By Tom Donaldson
Atlantic News, Tuesday, February 7, 1995
[The following article is courtesy of Atlantic News]
[Atlantic News Photo by Tom Donaldson]
HAMPTON -- In her kitchen, over several cups of wonderful coffee, Jane Kelley, who was to retire the next day, spent three hours spinning tales about her children, her life as a military wife, of the many wonderful people she had met, and her political career — mainly as Hampton's town clerk. although she admitted to being "tired" in her town position, she has no intention of being "retired." She only moves on and up to her second election term in the New Hampshire State Legislature.
There were many, many laughs — and just a couple of tears — as she discussed the relationship she had with everyone from top national political leaders to local "Einsteins," as she calls the town selectmen.
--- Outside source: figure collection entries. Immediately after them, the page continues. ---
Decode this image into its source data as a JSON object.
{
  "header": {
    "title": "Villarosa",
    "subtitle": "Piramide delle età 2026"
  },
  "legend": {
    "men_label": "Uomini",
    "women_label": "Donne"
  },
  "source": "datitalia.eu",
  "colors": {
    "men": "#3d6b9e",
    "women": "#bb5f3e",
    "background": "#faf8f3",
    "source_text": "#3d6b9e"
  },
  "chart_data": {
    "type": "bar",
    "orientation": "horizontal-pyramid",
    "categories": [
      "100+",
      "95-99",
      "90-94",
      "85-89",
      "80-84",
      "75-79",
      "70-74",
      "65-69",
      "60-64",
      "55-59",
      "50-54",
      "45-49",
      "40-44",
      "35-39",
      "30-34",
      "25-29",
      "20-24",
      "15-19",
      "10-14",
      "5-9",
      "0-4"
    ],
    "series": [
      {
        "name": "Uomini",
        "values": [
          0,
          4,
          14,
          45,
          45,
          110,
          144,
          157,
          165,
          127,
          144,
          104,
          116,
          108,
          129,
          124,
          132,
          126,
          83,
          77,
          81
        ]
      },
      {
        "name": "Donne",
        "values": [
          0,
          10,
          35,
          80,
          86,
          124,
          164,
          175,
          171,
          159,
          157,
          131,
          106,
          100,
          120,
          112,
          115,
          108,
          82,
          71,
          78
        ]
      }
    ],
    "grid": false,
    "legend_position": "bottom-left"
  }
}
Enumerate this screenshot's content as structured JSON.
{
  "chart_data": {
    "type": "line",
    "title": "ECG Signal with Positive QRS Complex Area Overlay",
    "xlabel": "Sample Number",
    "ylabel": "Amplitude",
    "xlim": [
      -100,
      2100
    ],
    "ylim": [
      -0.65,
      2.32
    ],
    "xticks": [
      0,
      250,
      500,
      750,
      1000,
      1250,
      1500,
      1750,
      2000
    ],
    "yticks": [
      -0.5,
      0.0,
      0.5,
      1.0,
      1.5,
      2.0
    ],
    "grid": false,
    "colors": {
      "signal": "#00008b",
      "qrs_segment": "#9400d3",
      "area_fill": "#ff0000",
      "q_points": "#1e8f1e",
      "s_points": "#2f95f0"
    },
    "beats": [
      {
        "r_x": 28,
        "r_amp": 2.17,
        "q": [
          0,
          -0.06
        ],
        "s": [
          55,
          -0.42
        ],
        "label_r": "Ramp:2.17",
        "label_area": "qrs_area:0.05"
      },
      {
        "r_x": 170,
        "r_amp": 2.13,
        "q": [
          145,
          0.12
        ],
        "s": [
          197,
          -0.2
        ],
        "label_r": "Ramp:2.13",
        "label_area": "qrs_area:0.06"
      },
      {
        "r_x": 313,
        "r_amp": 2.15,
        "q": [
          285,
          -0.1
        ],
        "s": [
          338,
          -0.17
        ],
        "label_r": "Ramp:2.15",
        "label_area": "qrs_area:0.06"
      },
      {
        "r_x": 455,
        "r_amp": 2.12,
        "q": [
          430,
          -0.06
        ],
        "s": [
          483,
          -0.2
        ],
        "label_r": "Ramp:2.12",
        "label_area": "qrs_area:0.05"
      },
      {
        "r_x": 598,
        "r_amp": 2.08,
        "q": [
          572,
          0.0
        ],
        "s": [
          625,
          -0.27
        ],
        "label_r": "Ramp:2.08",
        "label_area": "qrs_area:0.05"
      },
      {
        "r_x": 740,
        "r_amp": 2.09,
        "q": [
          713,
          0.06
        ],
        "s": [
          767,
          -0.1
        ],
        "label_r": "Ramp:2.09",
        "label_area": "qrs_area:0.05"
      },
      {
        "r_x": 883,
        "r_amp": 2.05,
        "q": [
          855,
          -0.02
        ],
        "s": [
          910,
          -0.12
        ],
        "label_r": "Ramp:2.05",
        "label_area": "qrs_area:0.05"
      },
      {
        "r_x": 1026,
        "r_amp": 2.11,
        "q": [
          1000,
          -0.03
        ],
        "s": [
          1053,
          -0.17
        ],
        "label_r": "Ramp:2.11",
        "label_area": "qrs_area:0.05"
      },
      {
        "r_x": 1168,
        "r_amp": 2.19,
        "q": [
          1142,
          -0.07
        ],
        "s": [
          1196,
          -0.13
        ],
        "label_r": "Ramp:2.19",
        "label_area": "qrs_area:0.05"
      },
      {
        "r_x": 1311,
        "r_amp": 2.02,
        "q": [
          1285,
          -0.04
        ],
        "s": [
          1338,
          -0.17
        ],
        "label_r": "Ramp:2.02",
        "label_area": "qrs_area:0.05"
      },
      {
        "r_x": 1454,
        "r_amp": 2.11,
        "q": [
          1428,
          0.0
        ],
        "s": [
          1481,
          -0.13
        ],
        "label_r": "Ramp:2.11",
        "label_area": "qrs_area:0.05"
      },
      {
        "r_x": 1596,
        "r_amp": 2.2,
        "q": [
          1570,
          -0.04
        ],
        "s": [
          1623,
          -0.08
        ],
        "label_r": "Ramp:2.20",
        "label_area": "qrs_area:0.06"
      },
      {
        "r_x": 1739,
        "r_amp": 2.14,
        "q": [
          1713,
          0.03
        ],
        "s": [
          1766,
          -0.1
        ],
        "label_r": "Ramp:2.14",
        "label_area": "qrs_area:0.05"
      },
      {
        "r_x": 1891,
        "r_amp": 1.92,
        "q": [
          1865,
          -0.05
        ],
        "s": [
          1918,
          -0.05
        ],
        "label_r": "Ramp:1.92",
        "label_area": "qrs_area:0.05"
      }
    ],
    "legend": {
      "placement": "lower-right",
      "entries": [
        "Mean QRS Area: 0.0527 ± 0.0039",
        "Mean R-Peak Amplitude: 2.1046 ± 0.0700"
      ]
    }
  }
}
By her own admission, Kelley has a "tongue like a switchblade knife," and rarely holds back her opinion on political matters (or anything else), but without exception, pointed out the good qualities of those she has encountered and their right to do as they saw fit. She is quick to say that the goodness those with whom she has worked far exceeded the negatives of her 26 years in Hampton, and 18 years in the town clerk position. (And, by the way, she wants to thank an unidentified resident of Dunvegan Woods who gave her a great stock tip recently).
She moved to Hampton in 1968, with three of her four children because she felt that here "... there was no caste system and people aren't afraid to smile." With her husband and oldest son in Viet Nam, she came from Kensington to shop in the old A & P Supermarket, where she formed her opinion about the friendliness of Hamptonites.
"I met so many nice people, and because I'm nosey, made wonderful relationships," she said.
Armed with her "wonderful relationships," in 1972 she decided to run for the State Legislature's '73-'74 session. She went door-to-door and passed out over 1300 jars of pickles and jellies that she had preserved herself, using the slogan, "Get New Hampshire out of this jam"; or "... out of this pickle." Her loss by a very few votes was devastating. Contemplating the end of her political career appeared to her as giving up, so she ran again and won a seat in the 1975-76 Legislature.
On the town clerk's position, she is outspoken citing its importance.
'"The town clerk is the first person you meet when you move here and it should be someone who supports understanding, patience, and kindness ... what this town needs," Kelly said.
She is also outspoken in her support for her "dear friend, and right arm," Arleen Andreozzi, deputy town clerk, as her replacement. After 12 years, Kelley says, "She knows exactly what to do and how to do it."
The law states that the deputy shall replace a retiring clerk until the next election, and there is no reason why she shouldn't continue on, says Kelley. Kelley intends to stay in the "neat-as-a-pin" house where she now lives.
"I don't ever want to leave Hampton," she states.
When she first bought the four-bedroom home where she is just a block from her office, she shared it as a "safe house" for alcoholics.
"With all of its problems over seven years, it was a wonderful, happy, sharing time," she said.
That is just a little of what Jane Kelley is all about as she moves on, except for one thing: the next day's retirement party. Living on the Seacoast with many of New Hampshire's finest restaurants, she chose McDonald's in Seabrook, where she held court with a host of twenty friends, and munched on a Big Mac and drank a Coke.
"It isn't worth all that money to go to a stupid testimonial for three hours," she said. And that is what Jane Kelley is all about.